O tema central das discussões (pelo menos para os interesses ibéricos) acabou por ser a introdução de um limite aos preços do gás usados na produção de eletricidade e que marcam o preço final desta energia. E o tema do IVA nos combustíveis ficou para a discussão com Bruxelas da qual o Governo esperar uma aprovação (ou não oposição) para avançar com uma redução extraordinária e temporária da taxa normal.
Mas a solução defendida pelo Executivo de António Costa, para atenuar o impacto do aumento inédito nos preços finais dos combustíveis, não só é isolada no quadro dos parceiros da União Europeia, como não está dentro das ferramentas e exceções consideradas pela Comissão Europeia no menu da resposta à crise energética.
Bruxelas admite reduções fiscais, mas no quadro dos impostos específicos sobre combustíveis, cuja fixação é da tutela nacional dentro de limites, estando aberta a baixas da taxa do IVA mas, apenas, na fatura da eletricidade e do gás natural.
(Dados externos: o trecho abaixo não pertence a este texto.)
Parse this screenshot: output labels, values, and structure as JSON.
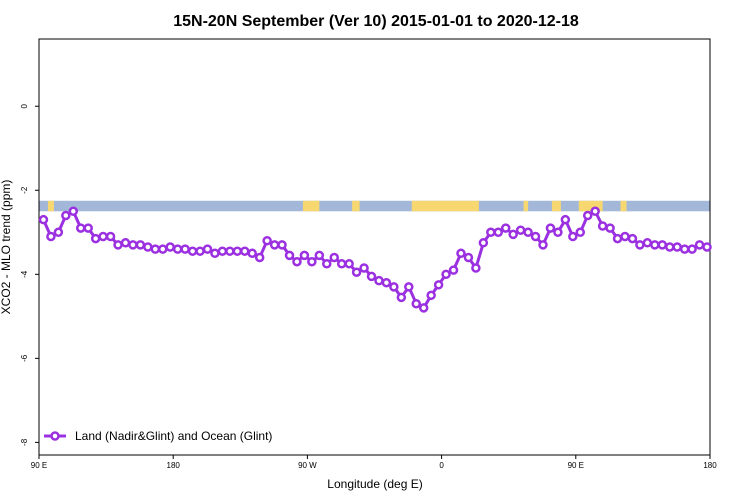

Os combustíveis não estão no mesmo campeonato, como se percebe das respostas dadas ao Observador por um porta-voz da Comissão Europeia quando questionado sobre se a flexibilização das ajudas à economia e das respostas à crise energética incluem os combustíveis.
Apesar de reconhecer que o aumento do preço do petróleo é muito notório desde o início da agressão à Ucrânia, “não tem sido tão dramático como os que têm acontecido no gás e na eletricidade. Além disso, e ao contrário do gás e eletricidade, o petróleo e os produtos refinados são matérias-primas transacionadas a nível global”. Quanto à subida dos preços do petróleo, é “um fenómeno global e não representa um fardo específico para as empresas europeias face aos concorrentes internacionais”.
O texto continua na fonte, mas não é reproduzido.